Abstract

Background. Severe periodontal disease is highly prevalent worldwide, affecting 20% of the population between the ages of 35 and 44 years. The etiological epidemiology in Peru is scarce, even though some studies describe a prevalence of 48.5% of periodontal disease in the general population. Periodontitis is one of the most prevalent oral diseases associated with site-specific changes in the oral microbiota and it has been associated with a socioeconomic state.
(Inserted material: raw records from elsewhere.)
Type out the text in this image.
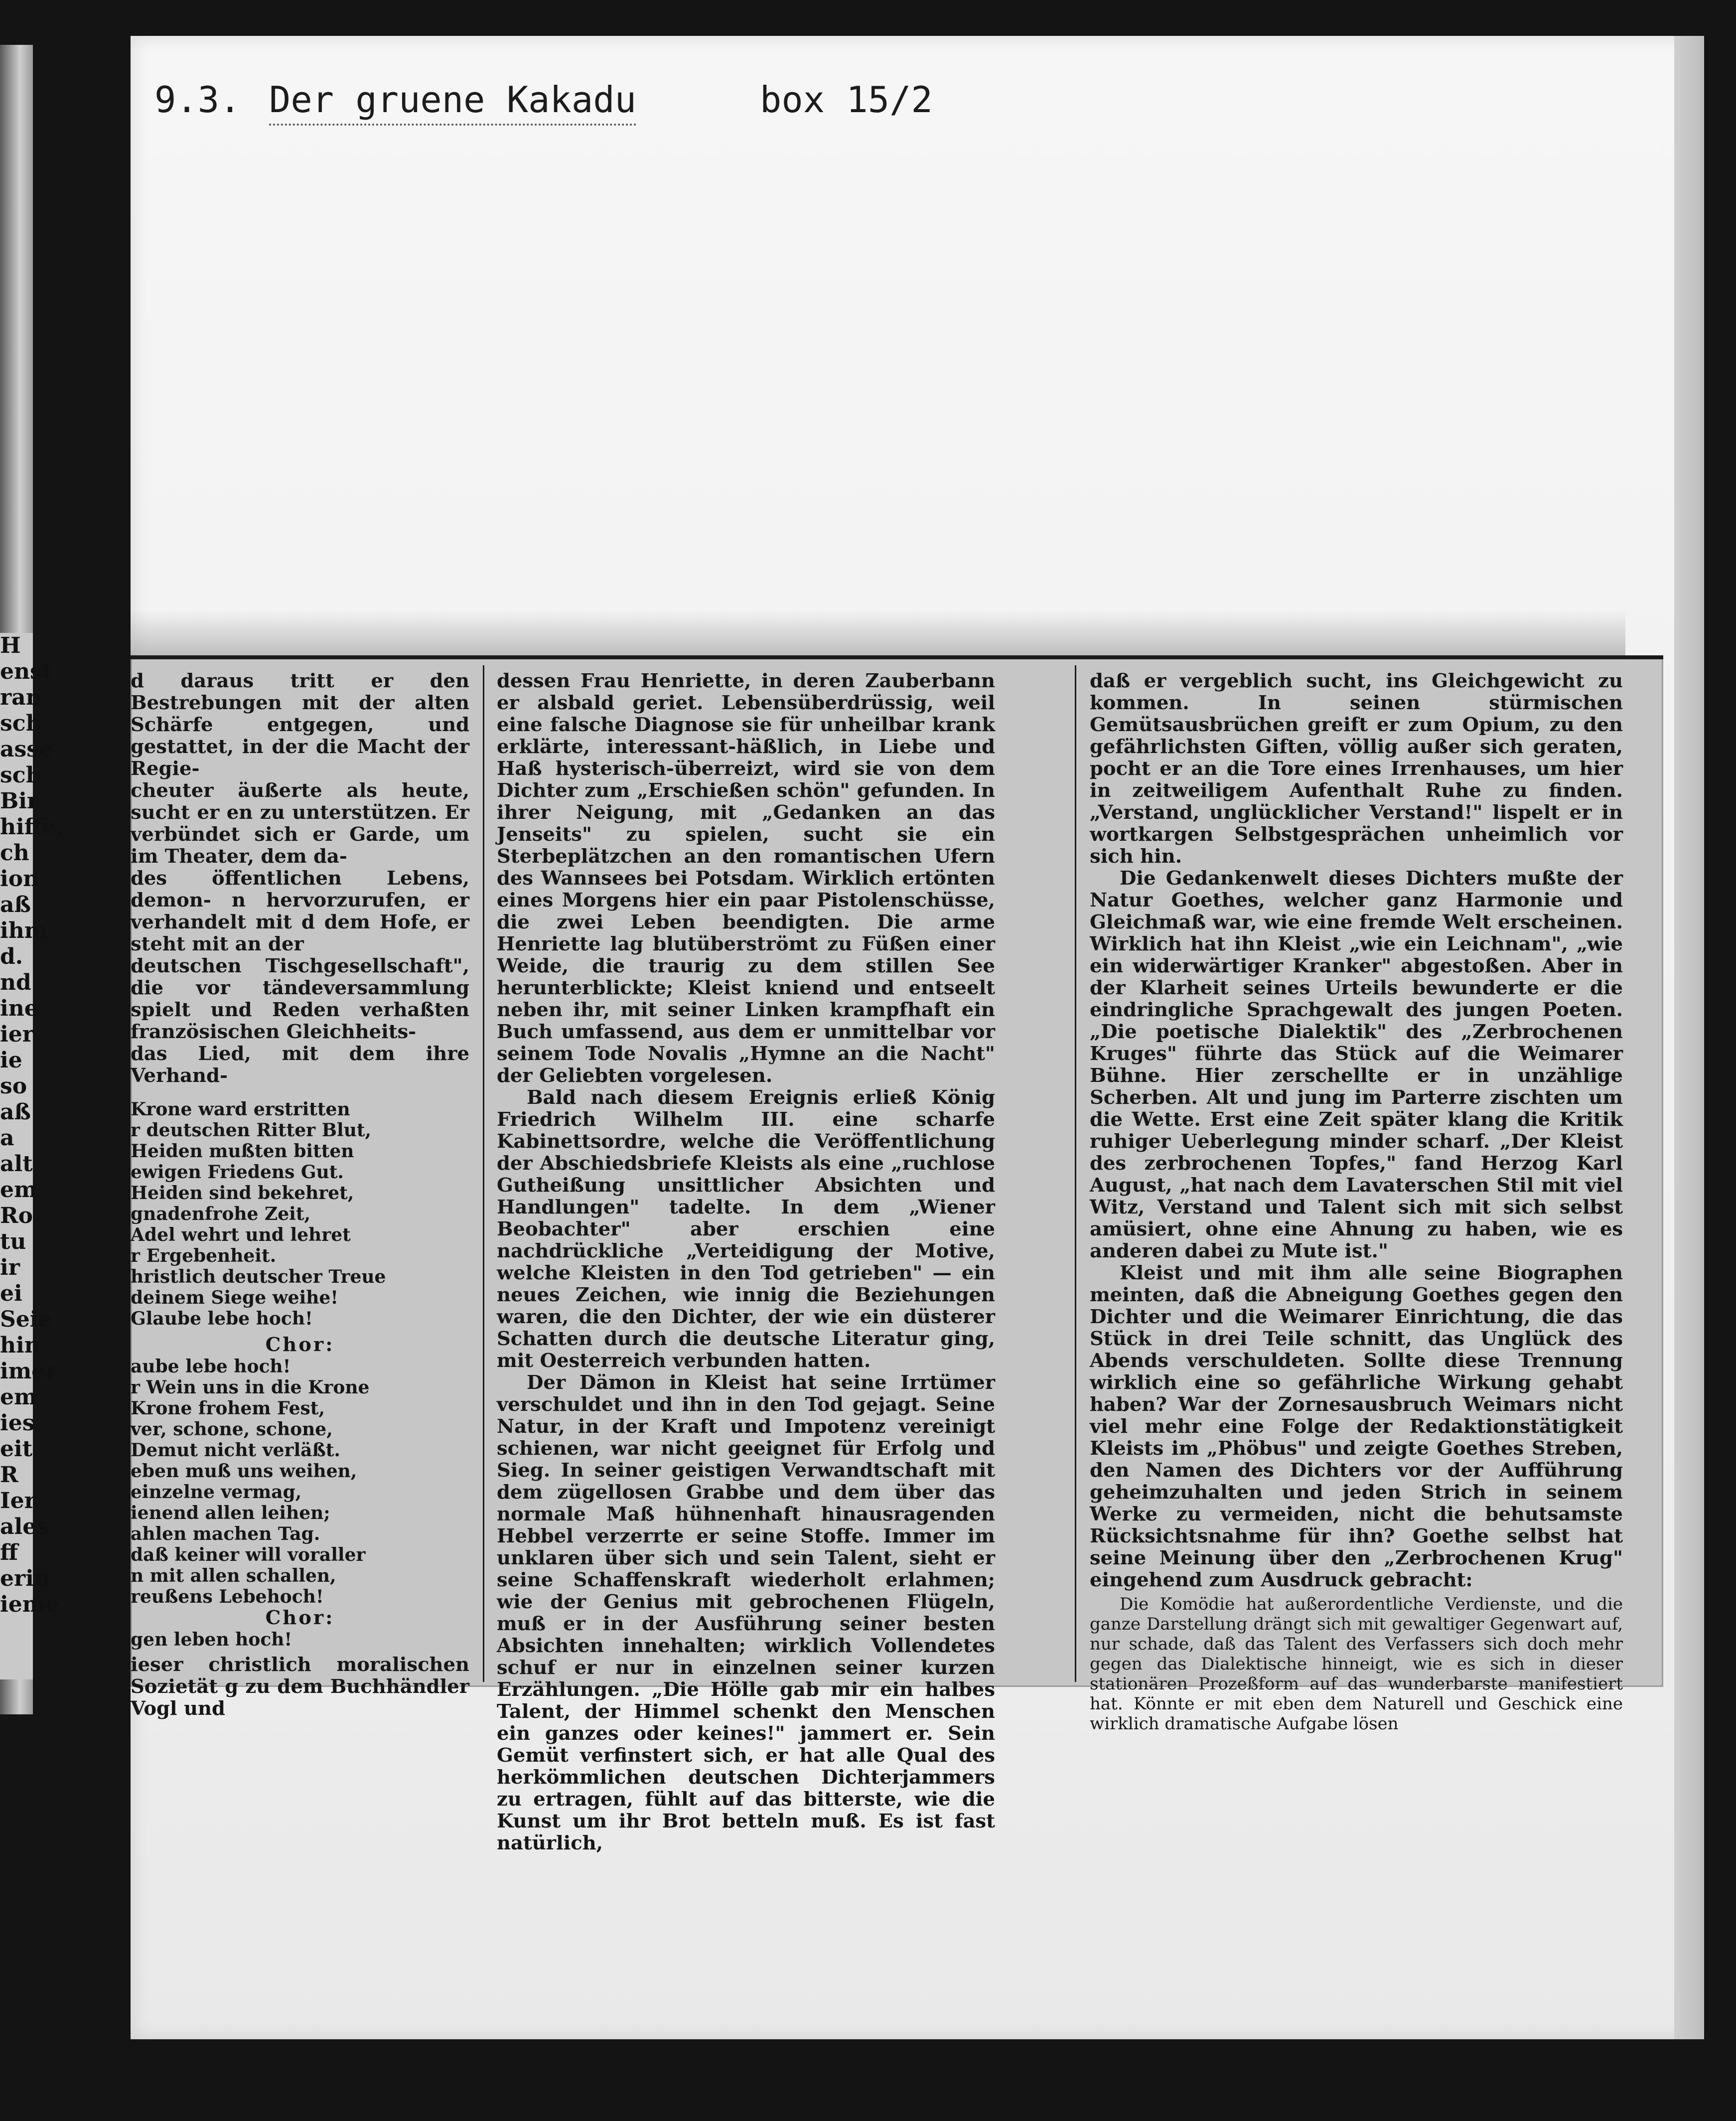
H
enst
ran
sch
asse
sch
Bir
hiffe,
ch
ion
aß
ihm
d.
nd
ine
ier
ie
so
aß
a
alt
em
Ro
tu
ir
ei
Seie
hin
imer
em
ies
eit
R
Ier
ales
ff
erin
ieme
9.3. Der gruene Kakadu	box 15/2

d daraus tritt er den Bestrebungen mit der alten Schärfe entgegen, und gestattet, in der die Macht der Regie-

cheuter äußerte als heute, sucht er en zu unterstützen. Er verbündet sich er Garde, um im Theater, dem da-

des öffentlichen Lebens, demon- n hervorzurufen, er verhandelt mit d dem Hofe, er steht mit an der

deutschen Tischgesellschaft", die vor tändeversammlung spielt und Reden verhaßten französischen Gleichheits-

das Lied, mit dem ihre Verhand-

Krone ward erstritten
r deutschen Ritter Blut,
Heiden mußten bitten
ewigen Friedens Gut.
Heiden sind bekehret,
gnadenfrohe Zeit,
Adel wehrt und lehret
r Ergebenheit.
hristlich deutscher Treue
deinem Siege weihe!
Glaube lebe hoch!
Chor:
aube lebe hoch!
r Wein uns in die Krone
Krone frohem Fest,
ver, schone, schone,
Demut nicht verläßt.
eben muß uns weihen,
einzelne vermag,
ienend allen leihen;
ahlen machen Tag.
daß keiner will voraller
n mit allen schallen,
reußens Lebehoch!
Chor:
gen leben hoch!

ieser christlich moralischen Sozietät g zu dem Buchhändler Vogl und

dessen Frau Henriette, in deren Zauberbann er alsbald geriet. Lebensüberdrüssig, weil eine falsche Diagnose sie für unheilbar krank erklärte, interessant-häßlich, in Liebe und Haß hysterisch-überreizt, wird sie von dem Dichter zum „Erschießen schön" gefunden. In ihrer Neigung, mit „Gedanken an das Jenseits" zu spielen, sucht sie ein Sterbeplätzchen an den romantischen Ufern des Wannsees bei Potsdam. Wirklich ertönten eines Morgens hier ein paar Pistolenschüsse, die zwei Leben beendigten. Die arme Henriette lag blutüberströmt zu Füßen einer Weide, die traurig zu dem stillen See herunterblickte; Kleist kniend und entseelt neben ihr, mit seiner Linken krampfhaft ein Buch umfassend, aus dem er unmittelbar vor seinem Tode Novalis „Hymne an die Nacht" der Geliebten vorgelesen.

Bald nach diesem Ereignis erließ König Friedrich Wilhelm III. eine scharfe Kabinettsordre, welche die Veröffentlichung der Abschiedsbriefe Kleists als eine „ruchlose Gutheißung unsittlicher Absichten und Handlungen" tadelte. In dem „Wiener Beobachter" aber erschien eine nachdrückliche „Verteidigung der Motive, welche Kleisten in den Tod getrieben" — ein neues Zeichen, wie innig die Beziehungen waren, die den Dichter, der wie ein düsterer Schatten durch die deutsche Literatur ging, mit Oesterreich verbunden hatten.

Der Dämon in Kleist hat seine Irrtümer verschuldet und ihn in den Tod gejagt. Seine Natur, in der Kraft und Impotenz vereinigt schienen, war nicht geeignet für Erfolg und Sieg. In seiner geistigen Verwandtschaft mit dem zügellosen Grabbe und dem über das normale Maß hühnenhaft hinausragenden Hebbel verzerrte er seine Stoffe. Immer im unklaren über sich und sein Talent, sieht er seine Schaffenskraft wiederholt erlahmen; wie der Genius mit gebrochenen Flügeln, muß er in der Ausführung seiner besten Absichten innehalten; wirklich Vollendetes schuf er nur in einzelnen seiner kurzen Erzählungen. „Die Hölle gab mir ein halbes Talent, der Himmel schenkt den Menschen ein ganzes oder keines!" jammert er. Sein Gemüt verfinstert sich, er hat alle Qual des herkömmlichen deutschen Dichterjammers zu ertragen, fühlt auf das bitterste, wie die Kunst um ihr Brot betteln muß. Es ist fast natürlich,

daß er vergeblich sucht, ins Gleichgewicht zu kommen. In seinen stürmischen Gemütsausbrüchen greift er zum Opium, zu den gefährlichsten Giften, völlig außer sich geraten, pocht er an die Tore eines Irrenhauses, um hier in zeitweiligem Aufenthalt Ruhe zu finden. „Verstand, unglücklicher Verstand!" lispelt er in wortkargen Selbstgesprächen unheimlich vor sich hin.

Die Gedankenwelt dieses Dichters mußte der Natur Goethes, welcher ganz Harmonie und Gleichmaß war, wie eine fremde Welt erscheinen. Wirklich hat ihn Kleist „wie ein Leichnam", „wie ein widerwärtiger Kranker" abgestoßen. Aber in der Klarheit seines Urteils bewunderte er die eindringliche Sprachgewalt des jungen Poeten. „Die poetische Dialektik" des „Zerbrochenen Kruges" führte das Stück auf die Weimarer Bühne. Hier zerschellte er in unzählige Scherben. Alt und jung im Parterre zischten um die Wette. Erst eine Zeit später klang die Kritik ruhiger Ueberlegung minder scharf. „Der Kleist des zerbrochenen Topfes," fand Herzog Karl August, „hat nach dem Lavaterschen Stil mit viel Witz, Verstand und Talent sich mit sich selbst amüsiert, ohne eine Ahnung zu haben, wie es anderen dabei zu Mute ist."

Kleist und mit ihm alle seine Biographen meinten, daß die Abneigung Goethes gegen den Dichter und die Weimarer Einrichtung, die das Stück in drei Teile schnitt, das Unglück des Abends verschuldeten. Sollte diese Trennung wirklich eine so gefährliche Wirkung gehabt haben? War der Zornesausbruch Weimars nicht viel mehr eine Folge der Redaktionstätigkeit Kleists im „Phöbus" und zeigte Goethes Streben, den Namen des Dichters vor der Aufführung geheimzuhalten und jeden Strich in seinem Werke zu vermeiden, nicht die behutsamste Rücksichtsnahme für ihn? Goethe selbst hat seine Meinung über den „Zerbrochenen Krug" eingehend zum Ausdruck gebracht:

Die Komödie hat außerordentliche Verdienste, und die ganze Darstellung drängt sich mit gewaltiger Gegenwart auf, nur schade, daß das Talent des Verfassers sich doch mehr gegen das Dialektische hinneigt, wie es sich in dieser stationären Prozeßform auf das wunderbarste manifestiert hat. Könnte er mit eben dem Naturell und Geschick eine wirklich dramatische Aufgabe lösen
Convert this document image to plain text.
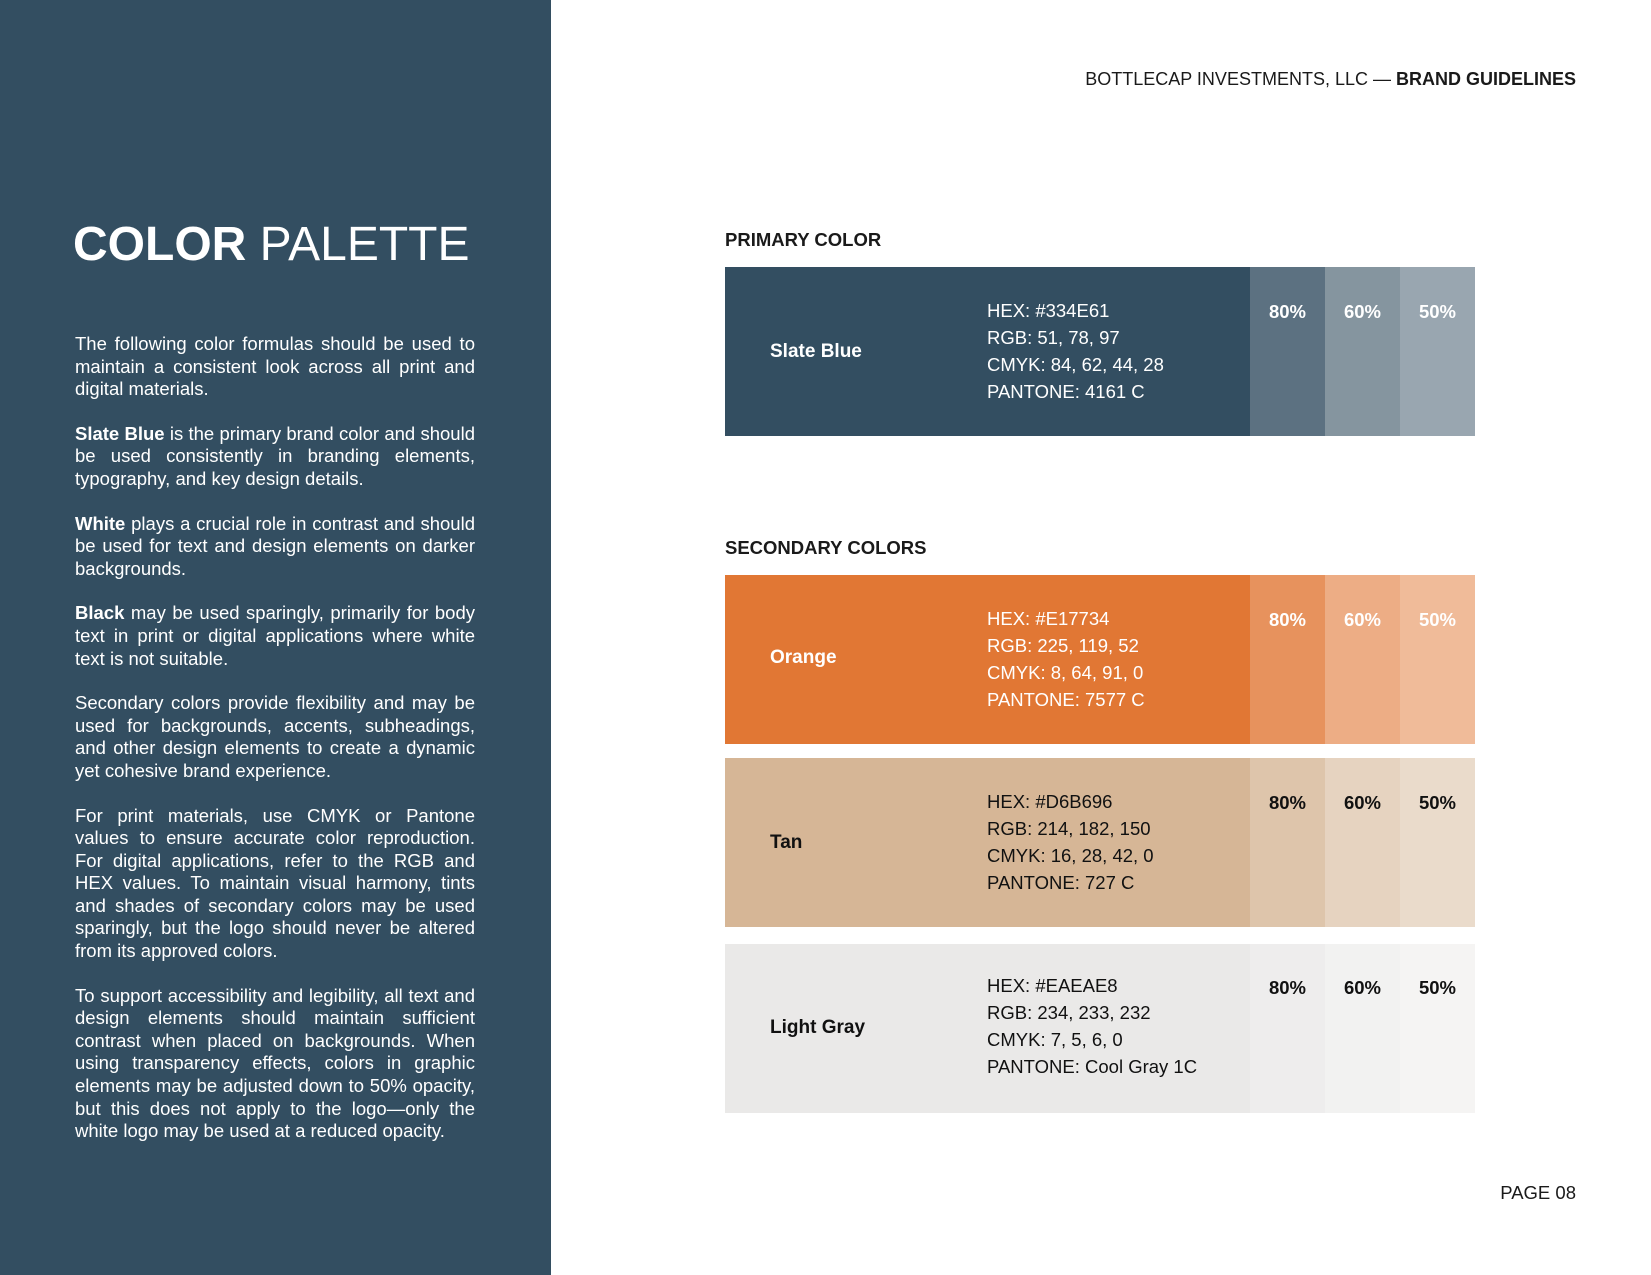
COLOR PALETTE

The following color formulas should be used to maintain a consistent look across all print and digital materials.

Slate Blue is the primary brand color and should be used consistently in branding elements, typography, and key design details.

White plays a crucial role in contrast and should be used for text and design elements on darker backgrounds.

Black may be used sparingly, primarily for body text in print or digital applications where white text is not suitable.

Secondary colors provide flexibility and may be used for backgrounds, accents, subheadings, and other design elements to create a dynamic yet cohesive brand experience.

For print materials, use CMYK or Pantone values to ensure accurate color reproduction. For digital applications, refer to the RGB and HEX values. To maintain visual harmony, tints and shades of secondary colors may be used sparingly, but the logo should never be altered from its approved colors.

To support accessibility and legibility, all text and design elements should maintain sufficient contrast when placed on backgrounds. When using transparency effects, colors in graphic elements may be adjusted down to 50% opacity, but this does not apply to the logo—only the white logo may be used at a reduced opacity.

BOTTLECAP INVESTMENTS, LLC — BRAND GUIDELINES
PRIMARY COLOR
SECONDARY COLORS
Slate Blue
HEX: #334E61
RGB: 51, 78, 97
CMYK: 84, 62, 44, 28
PANTONE: 4161 C
80%	60%	50%
Orange
HEX: #E17734
RGB: 225, 119, 52
CMYK: 8, 64, 91, 0
PANTONE: 7577 C
80%	60%	50%
Tan
HEX: #D6B696
RGB: 214, 182, 150
CMYK: 16, 28, 42, 0
PANTONE: 727 C
80%	60%	50%
Light Gray
HEX: #EAEAE8
RGB: 234, 233, 232
CMYK: 7, 5, 6, 0
PANTONE: Cool Gray 1C
80%	60%	50%
PAGE 08
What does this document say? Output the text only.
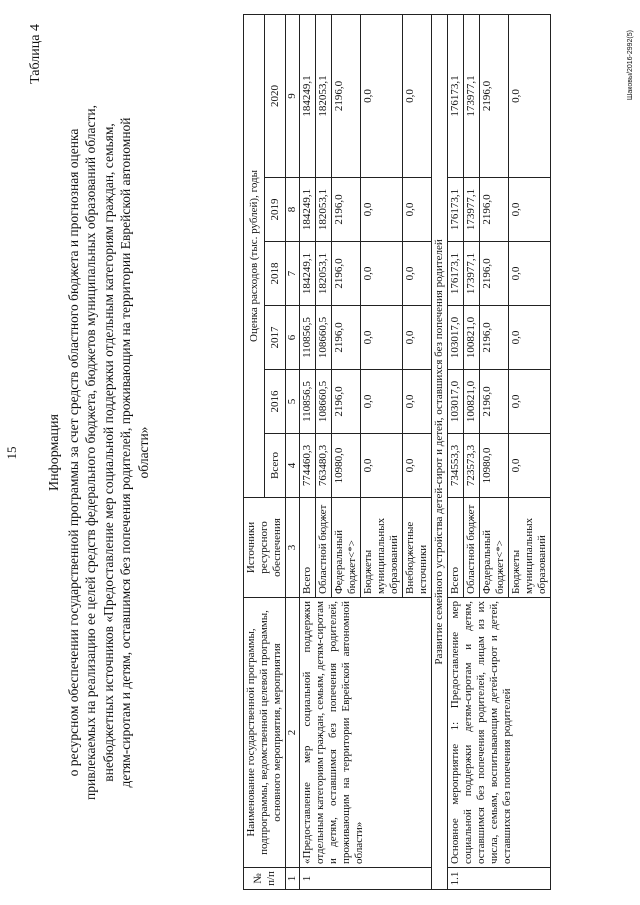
15
Таблица 4
Информация о ресурсном обеспечении государственной программы за счет средств областного бюджета и прогнозная оценка привлекаемых на реализацию ее целей средств федерального бюджета, бюджетов муниципальных образований области, внебюджетных источников «Предоставление мер социальной поддержки отдельным категориям граждан, семьям, детям-сиротам и детям, оставшимся без попечения родителей, проживающим на территории Еврейской автономной области»
№ п/п	Наименование государственной программы, подпрограммы, ведомственной целевой программы, основного мероприятия, мероприятия	Источники ресурсного обеспечения	Оценка расходов (тыс. рублей), годы					
			Всего	2016	2017	2018	2019	2020
1	2	3	4	5	6	7	8	9
1	«Предоставление мер социальной поддержки отдельным категориям граждан, семьям, детям-сиротам и детям, оставшимся без попечения родителей, проживающим на территории Еврейской автономной области»	Всего	774460,3	110856,5	110856,5	184249,1	184249,1	184249,1
		Областной бюджет	763480,3	108660,5	108660,5	182053,1	182053,1	182053,1
		Федеральный бюджет<*>	10980,0	2196,0	2196,0	2196,0	2196,0	2196,0
		Бюджеты муниципальных образований	0,0	0,0	0,0	0,0	0,0	0,0
		Внебюджетные источники	0,0	0,0	0,0	0,0	0,0	0,0
Развитие семейного устройства детей-сирот и детей, оставшихся без попечения родителей								
1.1	Основное мероприятие 1: Предоставление мер социальной поддержки детям-сиротам и детям, оставшимся без попечения родителей, лицам из их числа, семьям, воспитывающим детей-сирот и детей, оставшихся без попечения родителей	Всего	734553,3	103017,0	103017,0	176173,1	176173,1	176173,1
		Областной бюджет	723573,3	100821,0	100821,0	173977,1	173977,1	173977,1
		Федеральный бюджет<*>	10980,0	2196,0	2196,0	2196,0	2196,0	2196,0
		Бюджеты муниципальных образований	0,0	0,0	0,0	0,0	0,0	0,0	Шаковы/2016-2992(5)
This study aimed to determine the etiology and resistance profile of bacteria identified in a group of Peruvian patients with periodontal disease. Methods. Six subgingival plaque samples were collected from eight patients with severe periodontitis. Bacterial identification was carried out by an initial culture, PCR amplification, and subsequently DNA sequencing. We evaluated the antibiotic susceptibility by the disk diffusion method. Results. Variable diversity in oral microbiota was identified in each one of the eight patients. The bacterial genus most frequently found was Streptococcus spp. (15/48, 31.3%) followed by Rothia spp. (11/48, 22.9%), Actinomyces spp. (9/48, 18.8%), and Eikenella spp. (4/48, 8.3%). The most common species found was Rothia dentocariosa (8/48, 16.7%). The antimicrobial susceptibility assay varied according to the species tested; however, among all the isolates evaluated, Actinomyces naeslundii was resistant to penicillin and tetracycline; Eikenella corrodens was resistant to dicloxacillin; and Rothia dentocariosa was resistant to amoxicillin + clavulanic acid and metronidazole but also susceptible to trimethoprim-sulfamethoxazole. Conclusions. The most prevalent periodontal bacterium found in this study was Rothia dentocariosa. Specific antimicrobial therapy is required to improve the treatment outcomes of patients with periodontal disease and avoid antibiotic resistance.

1. Introduction

Oral diseases remain highly prevalent affecting 3.9 billion people worldwide [1]. Oral diseases are the main cause of tooth loss. The most common infections in patients above and below 35 years are dental caries and periodontal disease, respectively. These conditions may explain the high prevalence of tooth loss in patients over the age of 60, reported to be as high as 25%. Worldwide, 15 to 20 percent of adults between 35 and 44 years old have severe periodontal disease and the prevalence increases in older patients [2]. In Peru, periodontal epidemiological data is scarce; however, Robello et al. described a prevalence of 48, 5% of periodontal disease in a study that included 1000 patients [3].

Periodontal disease is a common condition affecting the dental supporting structure. It is classified as gingivitis or periodontitis. Both are inflammatory processes but are distinguished by the presence of alveolar bone involvement in periodontitis [4]. The main predisposing risk factors for periodontal disease are subgingival plaque accumulation, stress, smoking, immunological disorders, nutritional deficiency, traumatic occlusion, and medical conditions. Periodontal disease represents a well-known risk factor for several systemic diseases. It is associated with an increased risk of coronary and cerebrovascular disease [5, 6]. Chronic periodontitis can have a negative effect on metabolic control in individuals with diabetes mellitus, as it contributes to increased inflammatory burden and enhanced insulin resistance [7, 8]. Also, odontogenic infections may disseminate hematogenously to prosthetic or native heart valves, joint replacements, or any other prosthetic devices, which is why antibiotic prophylaxis is essential prior to any invasive dental procedure. In pregnant women, periodontal disease has been associated with preterm birth and low birth weight. Although the available studies cannot provide conclusive evidence that these pregnancy complications resulted from periodontal disease [9], there is evidence that periodontal treatment significantly reduced the preterm and low birth weight rate in a population of pregnant women with a periodontal disease from Santiago de Chile [9]. Furthermore, periodontitis has been associated with smoking-related cancers in nonsmoking men [10].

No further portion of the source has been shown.